Saat ini konsensus memperkirakan headline inflation akan tumbuh stabil di 3,4% yoy dan inflasi inti akan melandai ke 3,5% yoy.
Data inflasi ini akan menjadi hal yang mendapat perhatian pasar karena akan berdampak pada keputusan bank sentral AS (The Fed) dalam menentukan apakah pemangkasan suku bunga akan dilakukan di tahun ini atau tidak.
Target The Fed sendiri untuk inflasi AS yakni di level 2%. Jika hal tersebut dapat tercapai, maka besar kemungkinan The Fed akan melakukan penurunan suku bunga dari levelnya saat ini di 5,25-5,5%.
Lebih lanjut, pada Kamis (13/6/2024), rapat The Fed (FOMC) akan diselenggarakan bersamaan dengan FOMC Economic Projections dan FED Press Conference.
Sebagai informasi, sebelumnya pada dot plot Maret silam, 9 dari 19 pejabat The Fed melihat ada peluang pemangkasan suku bunga sebanyak 0,75% hingga akhir tahun ini.
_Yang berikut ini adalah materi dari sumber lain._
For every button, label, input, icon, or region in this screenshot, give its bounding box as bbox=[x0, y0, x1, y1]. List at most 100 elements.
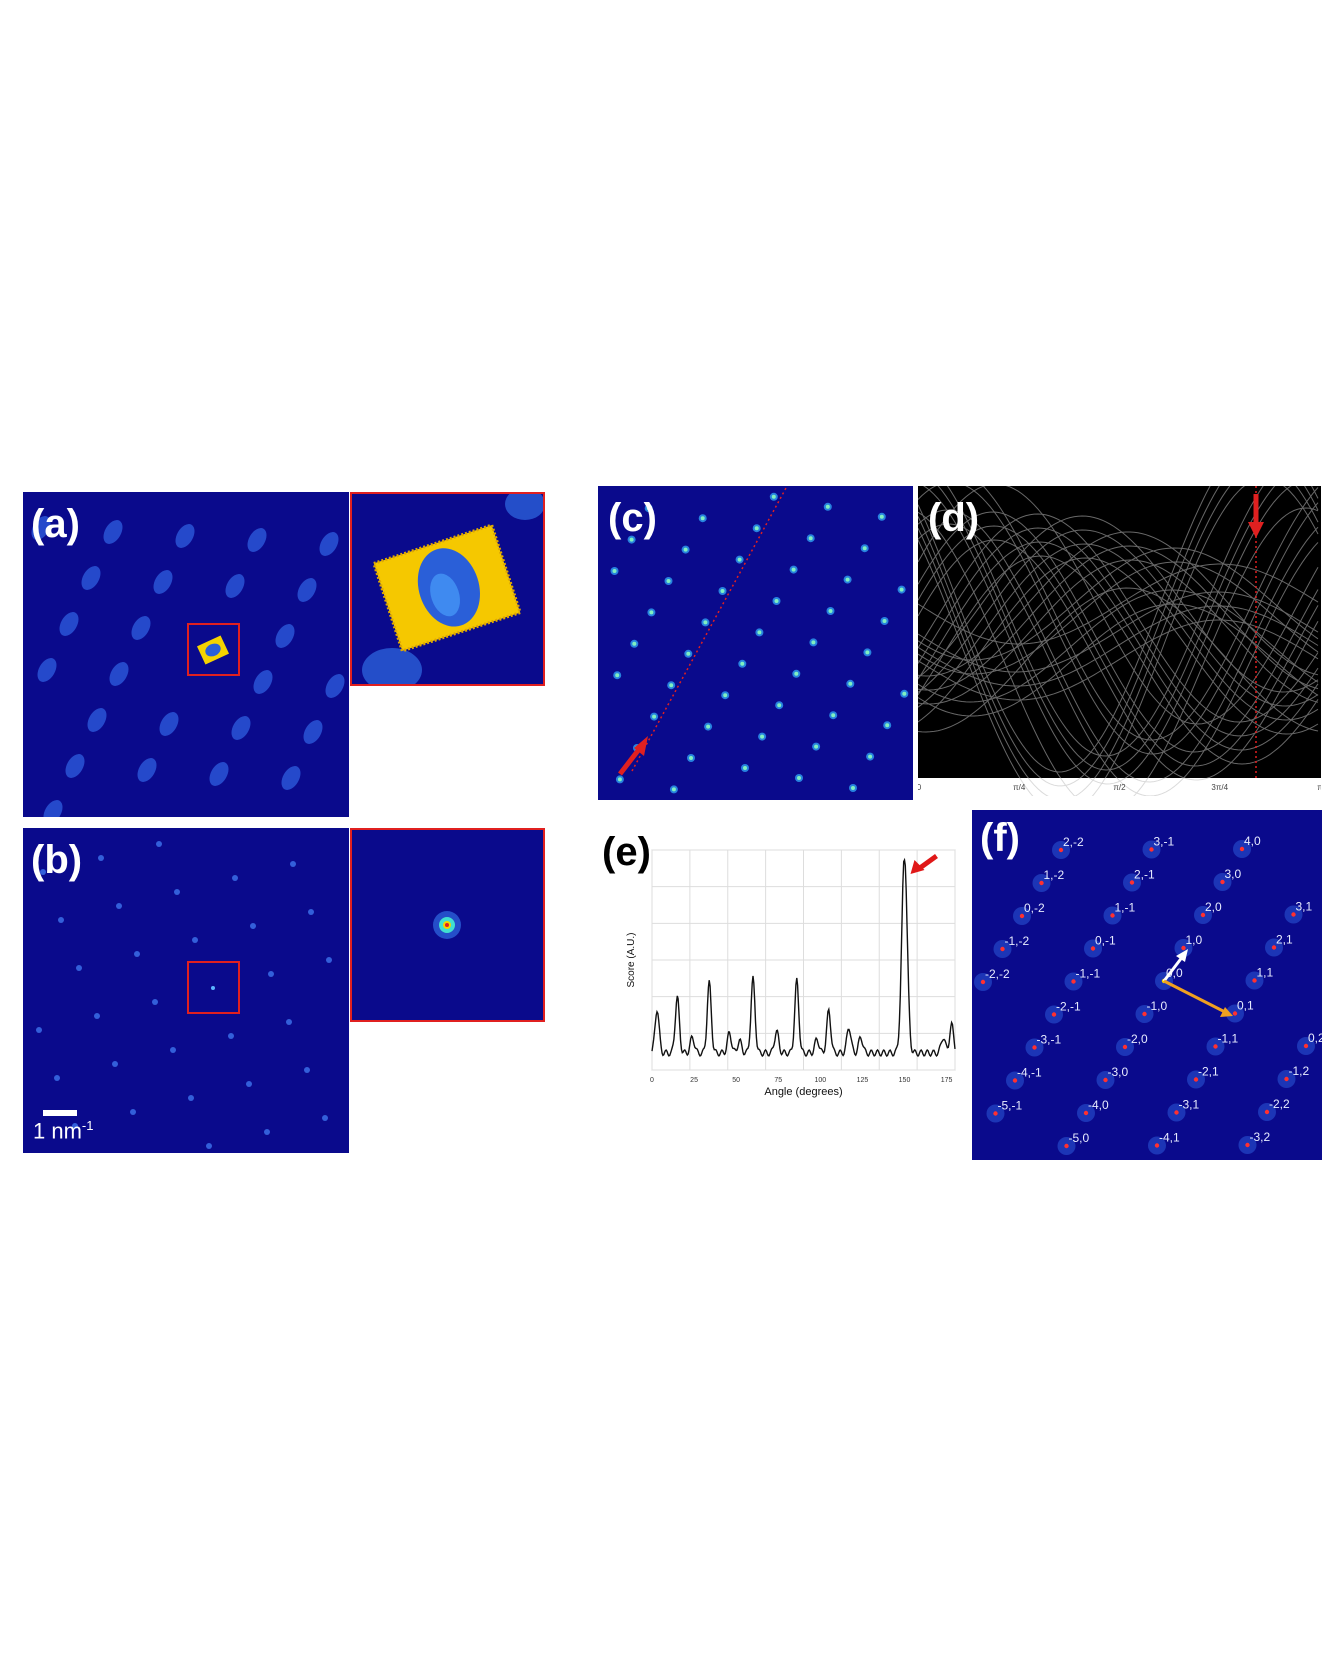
diffraction-spot bbox=[192, 937, 198, 943]
diffraction-spot bbox=[308, 909, 314, 915]
panel-c-arrow bbox=[618, 736, 648, 776]
bragg-spot-core bbox=[774, 599, 779, 603]
panel-c-fit-line bbox=[631, 487, 787, 772]
bragg-spot-core bbox=[666, 579, 671, 583]
lattice-spot-marker bbox=[1291, 912, 1296, 917]
y-axis-label: Score (A.U.) bbox=[626, 932, 637, 987]
lattice-spot-marker bbox=[980, 979, 986, 985]
lattice-index-label: 2,-2 bbox=[1063, 835, 1084, 849]
lattice-index-label: 1,1 bbox=[1257, 966, 1274, 980]
lattice-spot-marker bbox=[1142, 1011, 1147, 1017]
diffraction-blob bbox=[31, 516, 51, 540]
lattice-spot-marker bbox=[1000, 946, 1005, 952]
diffraction-spot bbox=[76, 965, 82, 971]
diffraction-blob bbox=[65, 754, 85, 778]
x-tick-label: 100 bbox=[814, 1077, 826, 1084]
hough-curve bbox=[917, 523, 1319, 797]
bragg-spot-core bbox=[652, 714, 657, 719]
lattice-spot-marker bbox=[1149, 847, 1154, 852]
lattice-spot-marker bbox=[1213, 1044, 1218, 1049]
lattice-index-label: 3,0 bbox=[1225, 867, 1242, 881]
scale-bar-superscript: -1 bbox=[81, 1118, 94, 1133]
diffraction-blob bbox=[131, 616, 151, 640]
d-axis-tick-label: 3π/4 bbox=[1211, 783, 1228, 792]
panel-d-arrow bbox=[1248, 494, 1264, 538]
lattice-index-label: -3,0 bbox=[1108, 1065, 1129, 1079]
diffraction-spot bbox=[322, 1115, 328, 1121]
x-tick-label: 150 bbox=[899, 1077, 911, 1084]
lattice-index-label: 0,1 bbox=[1237, 999, 1254, 1013]
lattice-spot-marker bbox=[1303, 1043, 1309, 1049]
bragg-spot-core bbox=[754, 526, 759, 531]
diffraction-blob bbox=[275, 624, 295, 648]
lattice-spot-marker bbox=[1012, 1078, 1018, 1083]
bragg-spot-core bbox=[899, 587, 904, 592]
hough-curve bbox=[917, 541, 1319, 751]
panel-e: 0 25 50 75 100 125 150 175 Angle (degrees) Score … bbox=[600, 830, 970, 1115]
panel-e-label: (e) bbox=[602, 830, 651, 874]
panel-b-selection-box bbox=[187, 961, 240, 1014]
bragg-spot-core bbox=[845, 577, 850, 582]
bragg-spot-core bbox=[612, 569, 617, 573]
bragg-spot-core bbox=[683, 547, 688, 552]
lattice-index-label: -4,0 bbox=[1088, 1098, 1109, 1112]
lattice-spot-marker bbox=[1064, 1143, 1069, 1149]
x-tick-label: 25 bbox=[690, 1077, 698, 1084]
diffraction-spot bbox=[174, 889, 180, 895]
lattice-spot-marker bbox=[1071, 979, 1076, 984]
diffraction-spot bbox=[326, 957, 332, 963]
bragg-spot-core bbox=[902, 691, 907, 696]
hough-curve bbox=[917, 483, 1319, 725]
diffraction-blob bbox=[209, 762, 229, 786]
lattice-index-label: 2,-1 bbox=[1134, 868, 1155, 882]
x-tick-label: 75 bbox=[774, 1077, 782, 1084]
bragg-spot-core bbox=[851, 786, 855, 790]
lattice-spot-marker bbox=[1252, 978, 1257, 983]
lattice-spot-marker bbox=[1090, 946, 1096, 951]
diffraction-spot bbox=[36, 1027, 42, 1033]
bragg-spot-core bbox=[794, 671, 799, 676]
diffraction-blob bbox=[297, 578, 317, 602]
diffraction-blob bbox=[159, 712, 179, 736]
lattice-spot-marker bbox=[1181, 945, 1186, 951]
d-axis-tick-label: π/4 bbox=[1013, 783, 1026, 792]
lattice-index-label: -2,2 bbox=[1269, 1097, 1290, 1111]
panel-a: (a) bbox=[23, 492, 349, 824]
bragg-spot-core bbox=[882, 619, 887, 623]
hough-curve bbox=[917, 563, 1319, 645]
hough-curve bbox=[917, 451, 1319, 757]
lattice-index-label: 1,-2 bbox=[1044, 868, 1065, 882]
hough-curve bbox=[917, 539, 1319, 781]
diffraction-spot bbox=[156, 841, 162, 847]
hough-curve bbox=[917, 465, 1319, 771]
bragg-spot-core bbox=[740, 661, 745, 666]
lattice-spot-marker bbox=[1058, 847, 1064, 853]
d-axis-tick-label: π/2 bbox=[1113, 783, 1126, 792]
panel-d-label: (d) bbox=[928, 496, 980, 540]
scale-bar bbox=[43, 1110, 77, 1116]
diffraction-spot bbox=[72, 1123, 78, 1129]
bragg-spot-core bbox=[737, 557, 742, 562]
bragg-spot-core bbox=[868, 754, 873, 759]
bragg-spot-core bbox=[632, 641, 637, 646]
lattice-index-label: 3,1 bbox=[1296, 900, 1313, 914]
diffraction-spot bbox=[152, 999, 158, 1005]
bragg-spot-core bbox=[700, 516, 705, 521]
panel-b-inset bbox=[350, 828, 545, 1022]
lattice-index-label: -3,-1 bbox=[1037, 1033, 1062, 1047]
diffraction-blob bbox=[175, 524, 195, 548]
diffraction-spot bbox=[130, 1109, 136, 1115]
hough-curve bbox=[917, 591, 1319, 673]
lattice-spot-marker bbox=[1032, 1045, 1037, 1050]
bragg-spot-core bbox=[689, 756, 693, 760]
lattice-index-label: 3,-1 bbox=[1154, 835, 1175, 849]
hough-curve bbox=[917, 603, 1319, 717]
lattice-index-label: -1,-1 bbox=[1076, 967, 1101, 981]
lattice-spot-marker bbox=[1284, 1076, 1289, 1082]
diffraction-spot bbox=[264, 1129, 270, 1135]
scale-bar-label: 1 nm-1 bbox=[33, 1118, 93, 1144]
panel-c: (c) bbox=[598, 486, 913, 800]
diffraction-blob bbox=[81, 566, 101, 590]
panel-a-selection-box bbox=[187, 623, 240, 676]
lattice-index-label: -1,0 bbox=[1147, 999, 1168, 1013]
Proyeksi ini dengan melihat median proyeksi suku bunga oleh pejabat The Fed dalam dokumen dalam dokumen "dot plot" menjadi 4,5-4,75% atau median 4,6% hingga akhir tahun ini.
Median ini mengindikasikan jika The Fed akan memangkas suku bunga sebesar 0,75% atau sebanyak tiga kali masing-masing sebesar 0,25% hingga akhir tahun.
Sementara hanya dua pejabat yang memperkirakan The Fed akan tahan suku bunganya di level 5,25-5,5% hingga akhir 2024.
![]() Sumber: The Fed |
Jika ekspektasi pemangkasan suku bunga The Fed kembali terjadi pada dot plot Juni ini, maka risk asset akan berpotensi mengalami apresiasi dan secara umum, pasar akan menyambut positif hal ini.